Einmal gemeistert, kann diese Technik in drei Stunden abgeschlossen werden, wenn sie richtig ausgeführt wird. Wenn Sie dieses Verfahren versuchen, ist es wichtig, daran zu denken, dieses Perfusionssystem richtig einzurichten und das Herz sofort im System zu fixieren, sobald es bereit ist.
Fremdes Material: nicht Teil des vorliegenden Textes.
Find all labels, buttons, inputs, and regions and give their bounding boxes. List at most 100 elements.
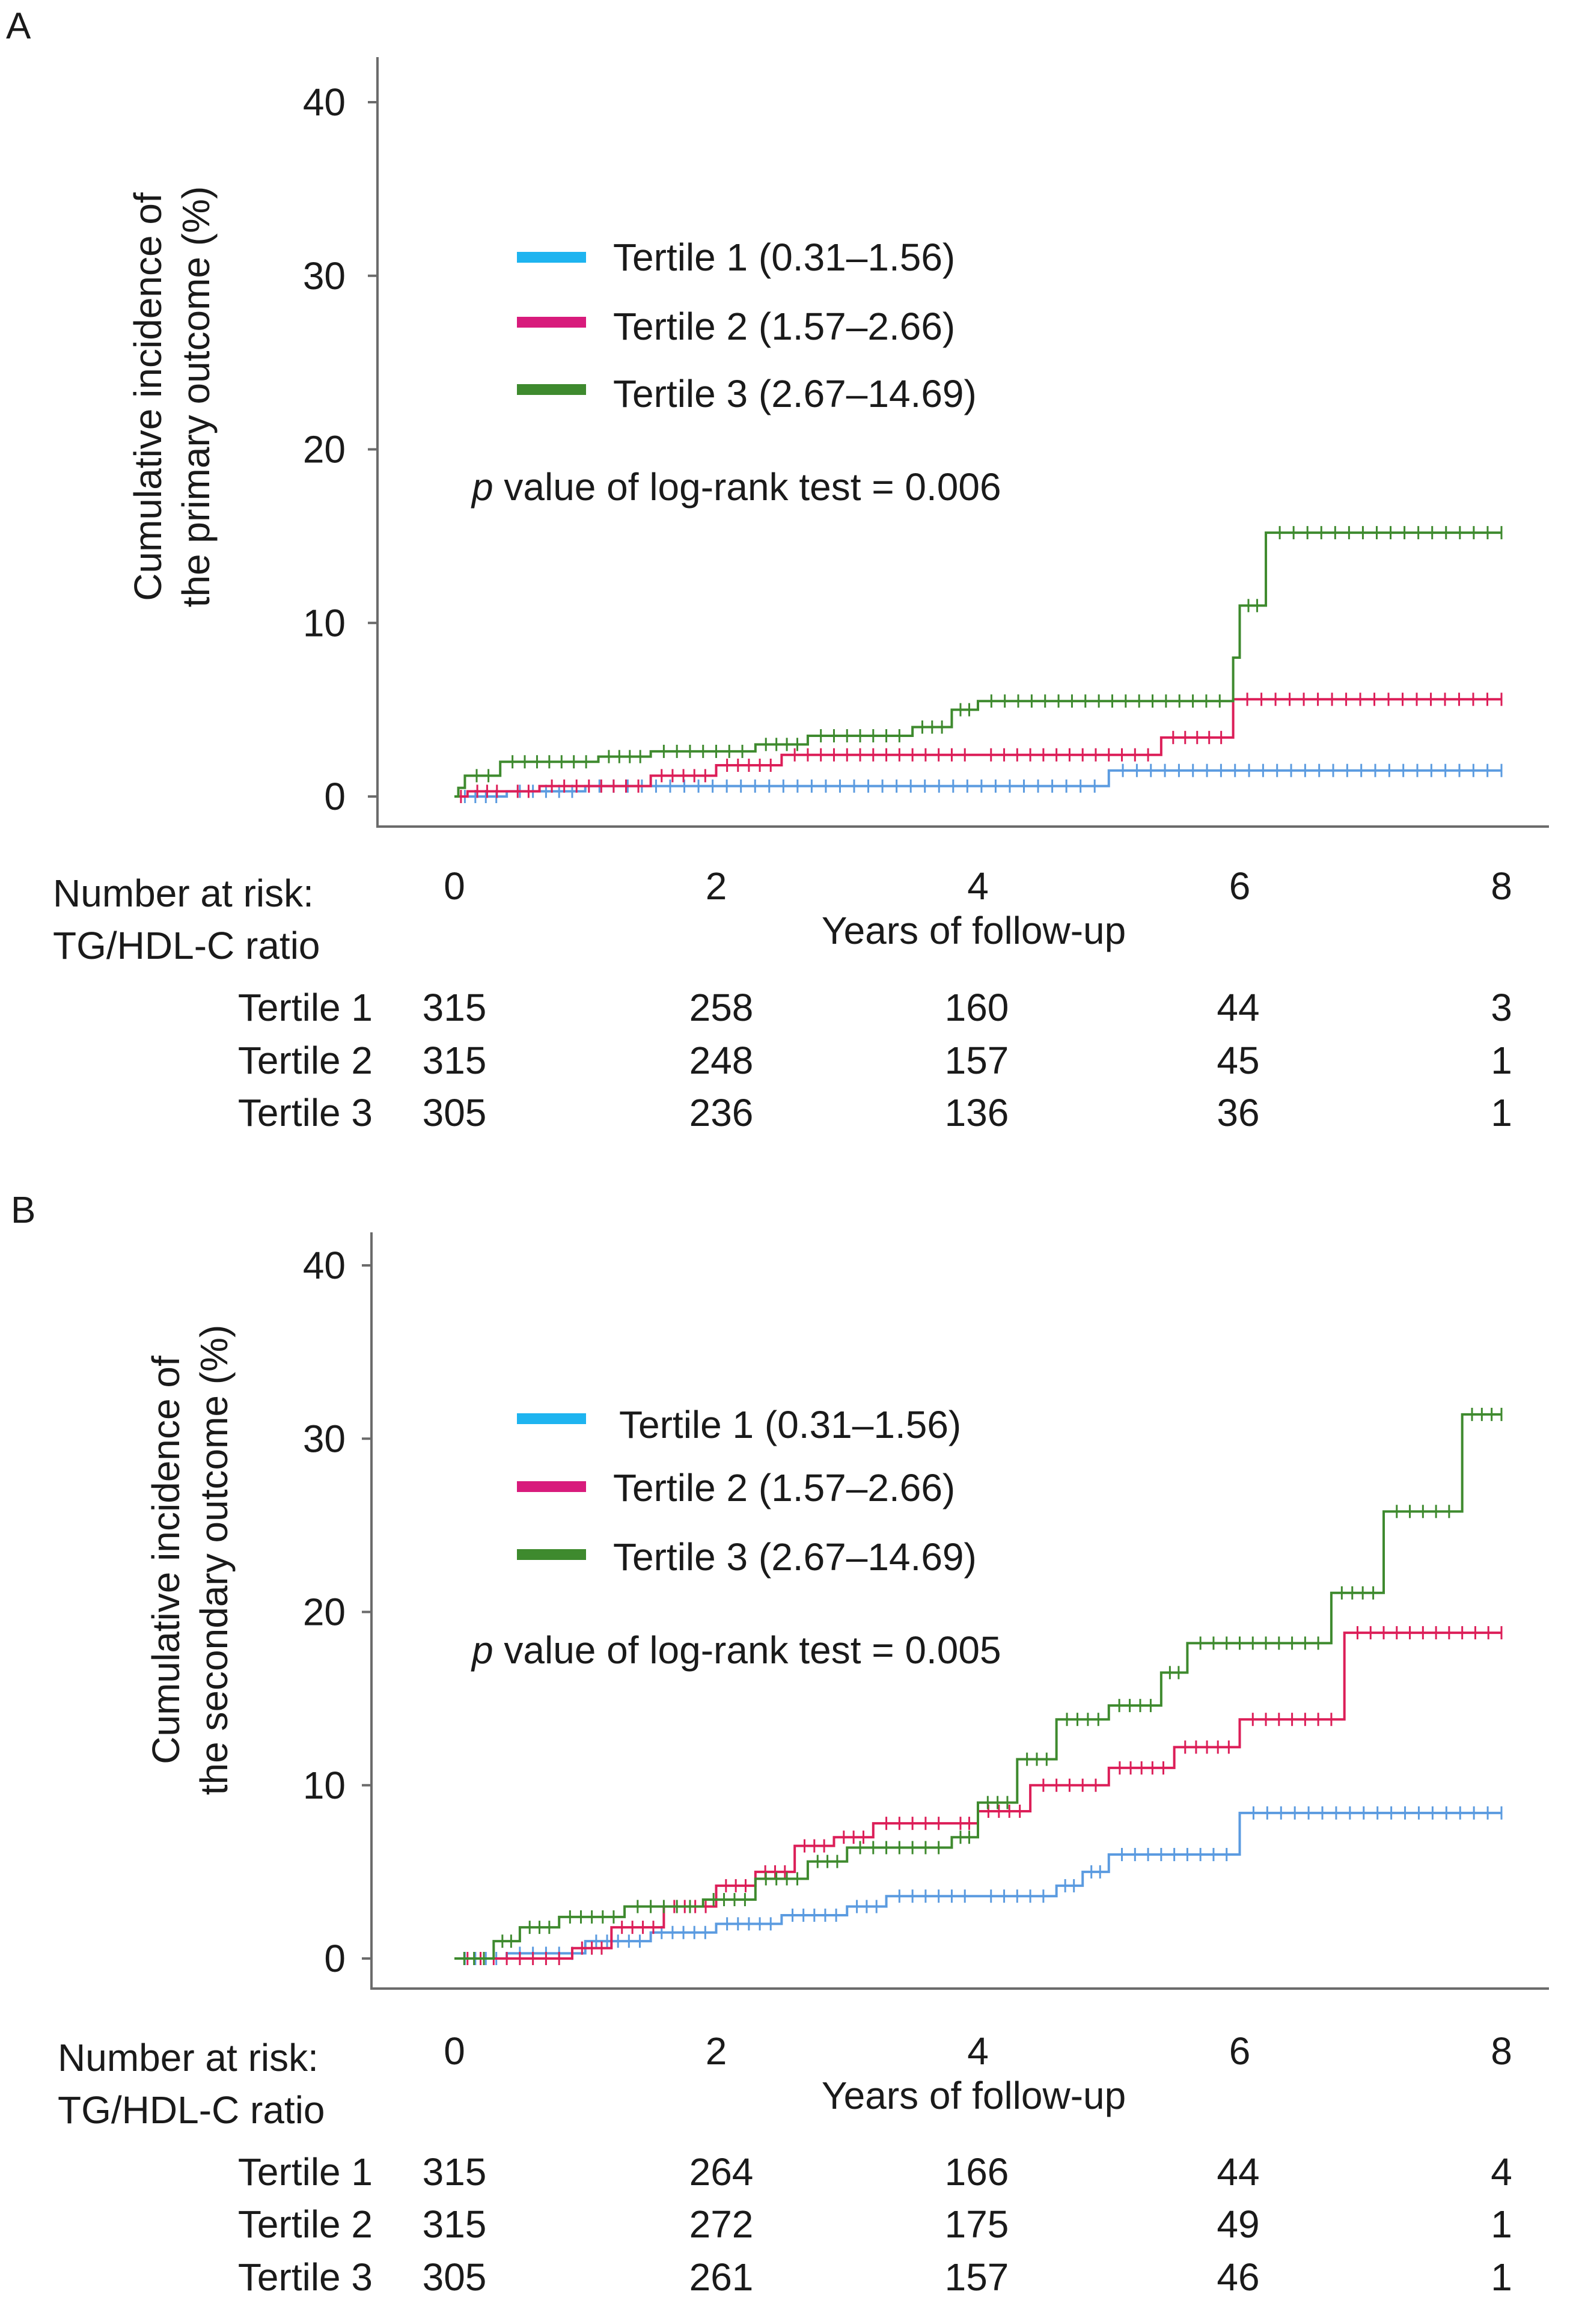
panel-b-xtick-label-4: 4 <box>967 2029 989 2073</box>
panel-b-risk-cell: 264 <box>689 2150 754 2194</box>
panel-b-curve-tertile-1 <box>454 1811 1501 1960</box>
legend-label-tertile-2: Tertile 2 (1.57–2.66) <box>613 1466 955 1509</box>
panel-b-curve-tertile-2 <box>454 1631 1501 1960</box>
panel-b-legend: Tertile 1 (0.31–1.56) Tertile 2 (1.57–2.… <box>517 1403 977 1579</box>
legend-label-tertile-3: Tertile 3 (2.67–14.69) <box>613 372 977 415</box>
panel-b-risk-cell: 49 <box>1217 2203 1259 2246</box>
panel-b-xticks: 0 2 4 6 8 <box>444 2029 1512 2073</box>
panel-b-curves <box>454 1407 1503 1965</box>
panel-b-risk-cell: 261 <box>689 2255 754 2299</box>
panel-b-letter: B <box>11 1190 35 1231</box>
panel-b-risk-cell: 305 <box>423 2255 487 2299</box>
panel-a-yticks: 0 10 20 30 40 <box>303 81 377 818</box>
panel-a-risk-row-label-2: Tertile 2 <box>238 1039 373 1082</box>
panel-b-xtick-label-2: 2 <box>706 2029 727 2073</box>
panel-b-xtick-label-6: 6 <box>1229 2029 1251 2073</box>
panel-b-risk-header-1: Number at risk: <box>58 2036 319 2079</box>
panel-b-ytick-label-30: 30 <box>303 1417 346 1460</box>
panel-b-risk-cell: 4 <box>1491 2150 1512 2194</box>
panel-a-curve-tertile-2 <box>454 698 1501 798</box>
panel-a-ytick-label-20: 20 <box>303 428 346 471</box>
panel-a-risk-cell: 236 <box>689 1091 754 1134</box>
panel-a-risk-cell: 315 <box>423 986 487 1029</box>
panel-b-xtick-label-0: 0 <box>444 2029 465 2073</box>
panel-b-risk-cell: 157 <box>945 2255 1009 2299</box>
panel-b-pvalue: p value of log-rank test = 0.005 <box>471 1628 1001 1672</box>
legend-label-tertile-2: Tertile 2 (1.57–2.66) <box>613 305 955 348</box>
panel-a-ytick-label-0: 0 <box>324 775 346 818</box>
panel-a-legend: Tertile 1 (0.31–1.56) Tertile 2 (1.57–2.… <box>517 236 977 415</box>
panel-a-xtick-label-8: 8 <box>1491 864 1512 908</box>
panel-b-risk-cell: 315 <box>423 2203 487 2246</box>
panel-a-risk-header-1: Number at risk: <box>53 872 314 915</box>
panel-a-xtick-label-0: 0 <box>444 864 465 908</box>
panel-a-ytick-label-40: 40 <box>303 81 346 124</box>
panel-a-risk-cell: 36 <box>1217 1091 1259 1134</box>
panel-a-axes: 0 10 20 30 40 <box>303 57 1549 828</box>
panel-a-xtick-label-6: 6 <box>1229 864 1251 908</box>
panel-a-risk-cell: 157 <box>945 1039 1009 1082</box>
panel-a-pvalue-p: p <box>471 465 493 509</box>
panel-b-ylabel-line2: the secondary outcome (%) <box>192 1325 236 1796</box>
panel-a-axis-lines <box>376 57 1549 828</box>
panel-b-ytick-label-10: 10 <box>303 1764 346 1807</box>
panel-b: B Cumulative incidence of the secondary … <box>11 1190 1549 2299</box>
panel-a-xtick-label-4: 4 <box>967 864 989 908</box>
panel-a-risk-cell: 315 <box>423 1039 487 1082</box>
panel-a-xlabel: Years of follow-up <box>822 909 1126 952</box>
panel-a-risk-cell: 1 <box>1491 1039 1512 1082</box>
panel-a-risk-cell: 3 <box>1491 986 1512 1029</box>
panel-b-pvalue-p: p <box>471 1628 493 1672</box>
panel-a-ylabel-line2: the primary outcome (%) <box>174 186 218 608</box>
panel-a-risk-cell: 44 <box>1217 986 1259 1029</box>
panel-a-risk-cell: 248 <box>689 1039 754 1082</box>
panel-a-risk-cell: 160 <box>945 986 1009 1029</box>
panel-a-risk-table: Number at risk: TG/HDL-C ratio Tertile 1… <box>53 872 1512 1134</box>
panel-a-curves <box>454 526 1503 803</box>
panel-a-xtick-label-2: 2 <box>706 864 727 908</box>
panel-b-xtick-label-8: 8 <box>1491 2029 1512 2073</box>
panel-b-risk-row-label-2: Tertile 2 <box>238 2203 373 2246</box>
panel-a-xticks: 0 2 4 6 8 <box>444 864 1512 908</box>
panel-a-pvalue-text: value of log-rank test = 0.006 <box>493 465 1001 509</box>
panel-a-ytick-label-10: 10 <box>303 601 346 644</box>
panel-b-risk-cell: 1 <box>1491 2203 1512 2246</box>
panel-a-curve-tertile-3 <box>454 531 1501 798</box>
panel-a-risk-rows: Tertile 1 315 258 160 44 3 Tertile 2 315 248 157 4… <box>238 986 1512 1134</box>
panel-a-ylabel-line1: Cumulative incidence of <box>126 192 170 601</box>
panel-b-risk-cell: 44 <box>1217 2150 1259 2194</box>
panel-a-letter: A <box>6 5 31 47</box>
panel-a-risk-cell: 305 <box>423 1091 487 1134</box>
panel-b-risk-cell: 272 <box>689 2203 754 2246</box>
panel-b-ytick-label-40: 40 <box>303 1244 346 1287</box>
panel-a-risk-cell: 1 <box>1491 1091 1512 1134</box>
legend-label-tertile-1: Tertile 1 (0.31–1.56) <box>613 236 955 279</box>
panel-a-risk-row-label-3: Tertile 3 <box>238 1091 373 1134</box>
panel-b-axes: 0 10 20 30 40 <box>303 1232 1549 1990</box>
panel-a-ytick-label-30: 30 <box>303 254 346 298</box>
panel-a-risk-cell: 45 <box>1217 1039 1259 1082</box>
panel-b-ylabel-line1: Cumulative incidence of <box>144 1356 188 1764</box>
panel-a-risk-cell: 136 <box>945 1091 1009 1134</box>
panel-b-risk-cell: 315 <box>423 2150 487 2194</box>
panel-b-xlabel: Years of follow-up <box>822 2074 1126 2117</box>
panel-a-risk-row-label-1: Tertile 1 <box>238 986 373 1029</box>
panel-b-risk-cell: 46 <box>1217 2255 1259 2299</box>
panel-b-yticks: 0 10 20 30 40 <box>303 1244 371 1980</box>
panel-b-ytick-label-0: 0 <box>324 1937 346 1980</box>
panel-b-risk-table: Number at risk: TG/HDL-C ratio Tertile 1… <box>58 2036 1512 2299</box>
panel-a-risk-header-2: TG/HDL-C ratio <box>53 924 320 967</box>
panel-b-ytick-label-20: 20 <box>303 1591 346 1634</box>
panel-b-risk-header-2: TG/HDL-C ratio <box>58 2088 325 2132</box>
legend-label-tertile-3: Tertile 3 (2.67–14.69) <box>613 1535 977 1579</box>
panel-a-pvalue: p value of log-rank test = 0.006 <box>471 465 1001 509</box>
panel-b-risk-row-label-1: Tertile 1 <box>238 2150 373 2194</box>
panel-b-pvalue-text: value of log-rank test = 0.005 <box>493 1628 1001 1672</box>
panel-a: A Cumulative incidence of the primary ou… <box>6 5 1549 1134</box>
panel-b-risk-cell: 175 <box>945 2203 1009 2246</box>
panel-a-curve-tertile-1 <box>454 769 1501 798</box>
panel-b-axis-lines <box>370 1232 1549 1990</box>
panel-a-risk-cell: 258 <box>689 986 754 1029</box>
Nach ihrer Entwicklung ebnete diese Technik den Weg für Forscher auf dem Gebiet der kardiovaskulären Forschung, um die Signalübertragung zu erforschen, die an verschiedenen kardiovaskulären Pathophysiologien beteiligt ist.

Nachdem Sie sich dieses Video angesehen haben, sollten Sie ein gutes Verständnis für die Grundprinzipien der Isolierung und Kultivierung von Herzzellen haben. Vergessen Sie nicht, dass die Arbeit mit chirurgischen Instrumenten und Zellkulturreagenzien äußerst gefährlich sein kann und dass bei der Durchführung dieses Eingriffs immer Vorsichtsmaßnahmen getroffen werden sollten, wie z. B. der sorgfältige Umgang mit den Instrumenten und die Verwendung von Handschuhen.